En el hondón del pueblo, apiñado el caserío y los tejados resplandecientes en las amanecidas, los siglos densos han derramado historias: quizás sea la más conocida la de la estancia, en 1808, de don Gaspar Melchor de Jovellanos, el gran político e intelectual asturiano, que fue a descansar una temporada en el palacio de su buen amigo don Juan Arias de Saavedra, y allí entretuvo sus horas pintando las paredes de una reducida «saleta» que ahora ha visto rediviva su primitiva prestancia. Junto a ellos pasó Goya algún tiempo, pintando sus retratos y estudiando las numerosas obras de arte, especialmente la gran colección de zurbaranes, que don Juan había reunido en su casona jadraqueña.
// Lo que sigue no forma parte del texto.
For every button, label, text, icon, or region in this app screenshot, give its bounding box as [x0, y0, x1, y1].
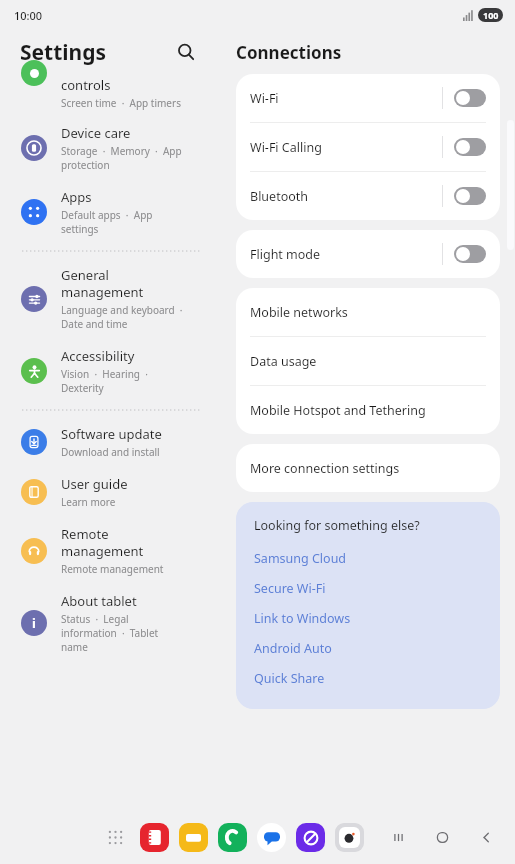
button[interactable]: Bluetooth [236, 172, 500, 220]
staticText: General management [61, 266, 144, 301]
staticText: Wi-Fi Calling [250, 139, 322, 156]
button[interactable]: More connection settings [236, 444, 500, 492]
button[interactable]: Toggle off [454, 138, 486, 156]
staticText: controls [61, 76, 111, 94]
button[interactable]: User guide [0, 467, 222, 517]
button[interactable]: Back [471, 822, 501, 852]
staticText: Default apps · App settings [61, 208, 153, 236]
staticText: About tablet [61, 592, 137, 610]
staticText: More connection settings [250, 460, 400, 477]
button[interactable]: Device care [0, 116, 222, 180]
button[interactable]: Search settings [170, 36, 202, 68]
button[interactable]: Messages [256, 822, 287, 853]
button[interactable]: General management [0, 258, 222, 339]
staticText: Mobile networks [250, 304, 348, 321]
staticText: Bluetooth [250, 188, 309, 205]
button[interactable]: Apps [0, 180, 222, 244]
staticText: Data usage [250, 353, 317, 370]
staticText: Secure Wi-Fi [254, 580, 326, 597]
button[interactable]: Mobile Hotspot and Tethering [236, 386, 500, 434]
staticText: Accessibility [61, 347, 135, 365]
staticText: Remote management [61, 562, 164, 576]
button[interactable]: Toggle off [454, 89, 486, 107]
button[interactable]: Secure Wi-Fi [254, 573, 486, 603]
button[interactable]: Wi-Fi [236, 74, 500, 122]
staticText: Quick Share [254, 670, 325, 687]
staticText: Link to Windows [254, 610, 351, 627]
button[interactable]: Toggle off [454, 245, 486, 263]
staticText: 10:00 [14, 8, 43, 23]
staticText: Vision · Hearing · Dexterity [61, 367, 148, 395]
button[interactable]: My Files [178, 822, 209, 853]
button[interactable]: Link to Windows [254, 603, 486, 633]
staticText: Mobile Hotspot and Tethering [250, 402, 426, 419]
button[interactable]: Internet [295, 822, 326, 853]
staticText: Apps [61, 188, 92, 206]
button[interactable]: Samsung Notes [139, 822, 170, 853]
button[interactable]: Flight mode [236, 230, 500, 278]
button[interactable]: Android Auto [254, 633, 486, 663]
staticText: Status · Legal information · Tablet name [61, 612, 159, 654]
button[interactable]: Software update [0, 417, 222, 467]
staticText: Android Auto [254, 640, 332, 657]
staticText: Wi-Fi [250, 90, 279, 107]
button[interactable]: Recent apps [383, 822, 413, 852]
staticText: Looking for something else? [254, 517, 420, 534]
button[interactable]: Accessibility [0, 339, 222, 403]
button[interactable]: Wi-Fi Calling [236, 123, 500, 171]
button[interactable]: Home [427, 822, 457, 852]
button[interactable]: Quick Share [254, 663, 486, 693]
staticText: User guide [61, 475, 128, 493]
staticText: Software update [61, 425, 162, 443]
button[interactable]: All apps [100, 822, 130, 852]
staticText: Flight mode [250, 246, 321, 263]
staticText: Settings [20, 38, 107, 67]
staticText: Samsung Cloud [254, 550, 347, 567]
button[interactable]: Remote management [0, 517, 222, 584]
staticText: Connections [236, 41, 342, 64]
button[interactable] [0, 74, 222, 116]
staticText: Language and keyboard · Date and time [61, 303, 183, 331]
button[interactable]: Data usage [236, 337, 500, 385]
button[interactable]: Camera [334, 822, 365, 853]
staticText: Device care [61, 124, 131, 142]
staticText: Storage · Memory · App protection [61, 144, 182, 172]
button[interactable]: i [0, 584, 222, 662]
staticText: 100 [483, 9, 499, 21]
button[interactable]: Toggle off [454, 187, 486, 205]
button[interactable]: Phone [217, 822, 248, 853]
button[interactable]: Mobile networks [236, 288, 500, 336]
staticText: Learn more [61, 495, 116, 509]
button[interactable]: Samsung Cloud [254, 543, 486, 573]
staticText: Download and install [61, 445, 160, 459]
staticText: i [32, 614, 36, 632]
staticText: Screen time · App timers [61, 96, 181, 110]
staticText: Remote management [61, 525, 144, 560]
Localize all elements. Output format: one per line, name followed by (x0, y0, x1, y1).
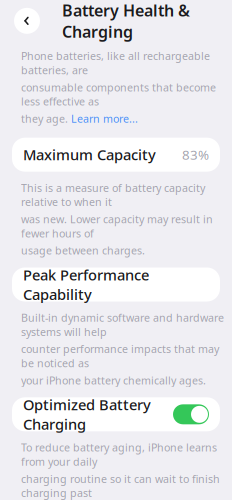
staticText: Phone batteries, like all rechargeable b… (21, 49, 210, 77)
staticText: was new. Lower capacity may result in fe… (21, 212, 213, 240)
staticText: your iPhone battery chemically ages. (21, 373, 206, 387)
button[interactable]: Optimized Battery Charging (12, 397, 220, 431)
staticText: Built-in dynamic software and hardware s… (21, 310, 224, 339)
staticText: consumable components that become less e… (21, 80, 216, 108)
staticText: counter performance impacts that may be … (21, 342, 219, 370)
staticText: 83% (182, 146, 209, 164)
staticText: Peak Performance Capability (23, 265, 149, 304)
staticText: Maximum Capacity (23, 145, 156, 164)
button[interactable]: Peak Performance Capability (12, 268, 220, 302)
staticText: they age. (21, 112, 71, 126)
staticText: usage between charges. (21, 243, 145, 258)
staticText: Learn more... (71, 112, 138, 126)
staticText: charging routine so it can wait to finis… (21, 472, 220, 500)
staticText: Battery Health & Charging (62, 0, 190, 42)
button[interactable]: Back (12, 6, 42, 36)
button[interactable]: Maximum Capacity (12, 138, 220, 172)
button[interactable]: Learn more... (71, 112, 138, 126)
staticText: To reduce battery aging, iPhone learns f… (21, 440, 217, 469)
staticText: Optimized Battery Charging (23, 395, 151, 434)
staticText: This is a measure of battery capacity re… (21, 181, 205, 209)
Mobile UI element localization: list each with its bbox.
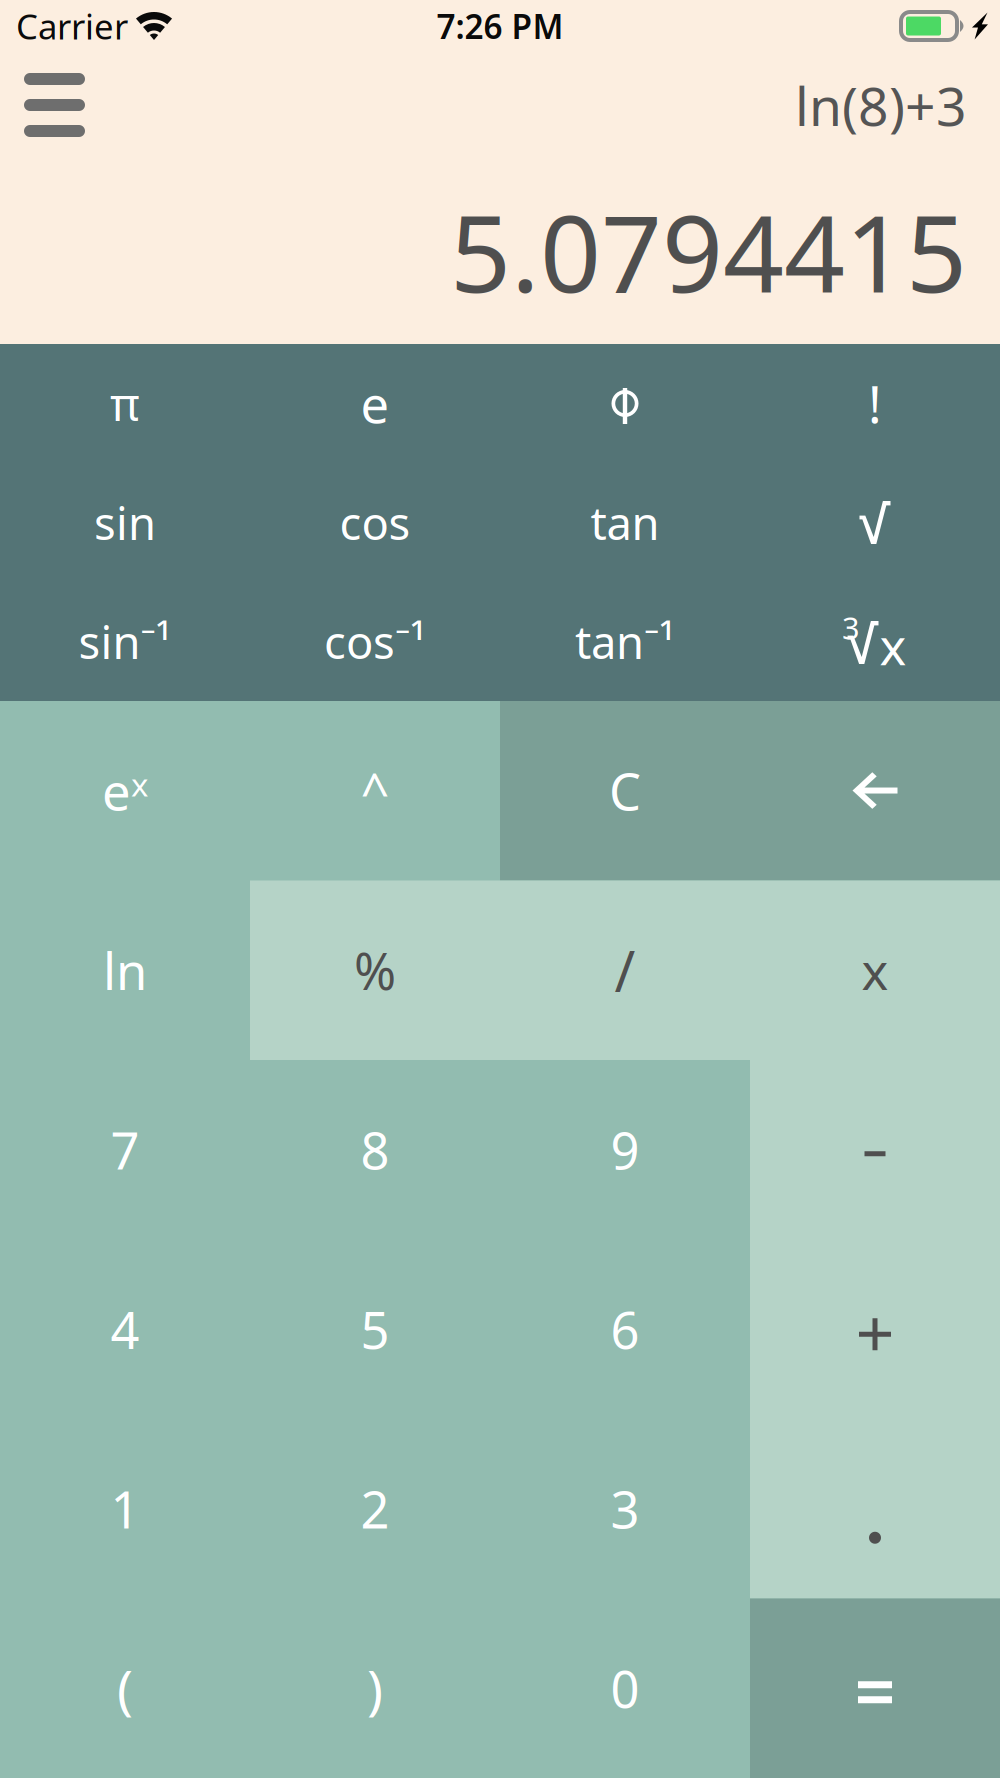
button[interactable]: tan⁻¹ <box>500 582 750 701</box>
button[interactable]: eˣ <box>0 701 250 880</box>
staticText: cos <box>340 492 410 553</box>
button[interactable]: 6 <box>500 1240 750 1419</box>
button[interactable]: π <box>0 344 250 463</box>
staticText: ( <box>117 1653 133 1724</box>
button[interactable]: C <box>500 701 750 880</box>
staticText: tan⁻¹ <box>575 611 675 672</box>
button[interactable]: Minus <box>750 1060 1000 1240</box>
button[interactable]: Decimal point <box>750 1419 1000 1598</box>
staticText: % <box>354 937 396 1004</box>
button[interactable]: e <box>250 344 500 463</box>
button[interactable]: / <box>500 880 750 1060</box>
button[interactable]: 3 <box>500 1419 750 1598</box>
staticText: ! <box>868 370 882 437</box>
button[interactable]: 8 <box>250 1060 500 1240</box>
staticText: 7 <box>110 1116 140 1183</box>
staticText: 5 <box>360 1296 390 1363</box>
staticText: ) <box>367 1653 383 1724</box>
button[interactable]: Delete <box>750 701 1000 880</box>
staticText: 3 <box>610 1475 640 1542</box>
staticText: 2 <box>360 1475 390 1542</box>
button[interactable]: ( <box>0 1598 250 1778</box>
staticText: eˣ <box>102 757 148 824</box>
staticText: tan <box>590 492 660 553</box>
button[interactable]: tan <box>500 463 750 582</box>
staticText: 4 <box>110 1296 140 1363</box>
button[interactable]: 9 <box>500 1060 750 1240</box>
button[interactable]: x <box>750 880 1000 1060</box>
button[interactable]: Square root <box>750 463 1000 582</box>
staticText: Carrier <box>16 3 128 49</box>
staticText: sin⁻¹ <box>78 611 172 672</box>
staticText: 9 <box>610 1116 640 1183</box>
staticText: cos⁻¹ <box>324 611 426 672</box>
staticText: π <box>110 373 140 434</box>
button[interactable]: 1 <box>0 1419 250 1598</box>
staticText: x <box>862 937 888 1004</box>
button[interactable]: Cube root <box>750 582 1000 701</box>
staticText: C <box>609 757 641 824</box>
button[interactable]: Menu <box>0 52 85 136</box>
staticText: x <box>880 612 906 679</box>
button[interactable]: cos⁻¹ <box>250 582 500 701</box>
button[interactable]: % <box>250 880 500 1060</box>
button[interactable]: Equals <box>750 1598 1000 1778</box>
staticText: 0 <box>610 1655 640 1722</box>
button[interactable]: ) <box>250 1598 500 1778</box>
button[interactable]: Plus <box>750 1240 1000 1419</box>
button[interactable]: ln <box>0 880 250 1060</box>
staticText: e <box>360 370 390 437</box>
staticText: 5.0794415 <box>450 180 967 322</box>
staticText: 8 <box>360 1116 390 1183</box>
button[interactable]: sin <box>0 463 250 582</box>
button[interactable]: 2 <box>250 1419 500 1598</box>
button[interactable]: 4 <box>0 1240 250 1419</box>
staticText: 1 <box>110 1475 140 1542</box>
staticText: ln(8)+3 <box>795 70 967 141</box>
button[interactable]: ! <box>750 344 1000 463</box>
button[interactable]: sin⁻¹ <box>0 582 250 701</box>
staticText: 3 <box>842 607 860 648</box>
staticText: / <box>614 933 636 1008</box>
staticText: ^ <box>360 757 390 824</box>
button[interactable]: phi <box>500 344 750 463</box>
button[interactable]: ^ <box>250 701 500 880</box>
button[interactable]: 0 <box>500 1598 750 1778</box>
staticText: ln <box>103 937 147 1004</box>
staticText: 6 <box>610 1296 640 1363</box>
staticText: 7:26 PM <box>436 4 564 48</box>
button[interactable]: 5 <box>250 1240 500 1419</box>
button[interactable]: 7 <box>0 1060 250 1240</box>
staticText: sin <box>94 492 156 553</box>
button[interactable]: cos <box>250 463 500 582</box>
De unas y otras historia aún quedan retazos por el pueblo. Del convento de los capuchinos, todavía el gran escudo patronímico, ‑los Mendoza en todos los cuarteles‑ sombrea al muro principal y algunos capiteles muestran el aliento renaciente de la fundación. Del Hospital de San Juan de Dios perdura el recuerdo, y así de otros palacios ‑aquél en que doña Isabel de Farnesio, esposa de Felipe V, se alojó una noche‑ y casonas, la envergadura de sus nostalgias es mayor, con mucho, de lo que en la actualidad ofrecen. Las fuentes también, que dan rumor y humor al pueblo, deben ser conocidas y apreciadas: la de los Cuatro Caños, en la plaza del Ayuntamiento, con el pilón de rueda de carro y la gran bola rematante; la del Piojo y la de la Tinaja, ambas en la cuesta del castillo; la del Cañejo, ante la iglesia, y la del Peaje, con sabor a andanzas castellanas.

Y el arte, al fin, que aquí también tiene sede y atril de nota: ermitas de gran aparato pétreo, ‑no es la menor la de la Virgen de Castejón, vigilante hoy de «los Cuatro Caminos»‑ y la iglesia parroquial, donde el arte manierista de nuestro siglo XVII cuajó en la curiosa portada trazada por Pedro de Villa. Su interior, recio y frío se llena con algunas notas de elevado interés, llevando la palma, sin lugar a dudas, ese «Cristo recogiendo sus vestiduras» que pintó Zurbarán en 1661, en uno de sus claroscuros más sorprendentes y patéticos. Pieza digna de figurar en la mejor pinacoteca del mundo, y  que expresa las cotas altísimas de la pintura hispana en el Siglo de Oro, inalcanzadas hasta ahora. Un Cristo en talla de Pedro de Mena, y algunas estatuas yacentes y escudos nobiliarios completan el repertorio de arte mueble de esta iglesia jadraqueña, en la que da su presencia y su presidencia dorada el gran retablo barroco.

Estas notas, trazadas con la urgencia de un anuncio, pues tratan de convocar mañana en Jadraque a cuantos hacen de la provincia de Guadalajara uno más entre sus seres queridos, quieren ser sólo la pauta, el guión, la palabra primera de un recorrido largo y denso, pleno en satisfacciones y sorpresas. Pues Jadraque es hondón y es alta peña a un mismo tiempo, no cabe duda que tiene posibilidades de guardar un interés muy grande para todos. Lo ha hecho en el pasado, y lo hará en adelante, en permanente lección de vida.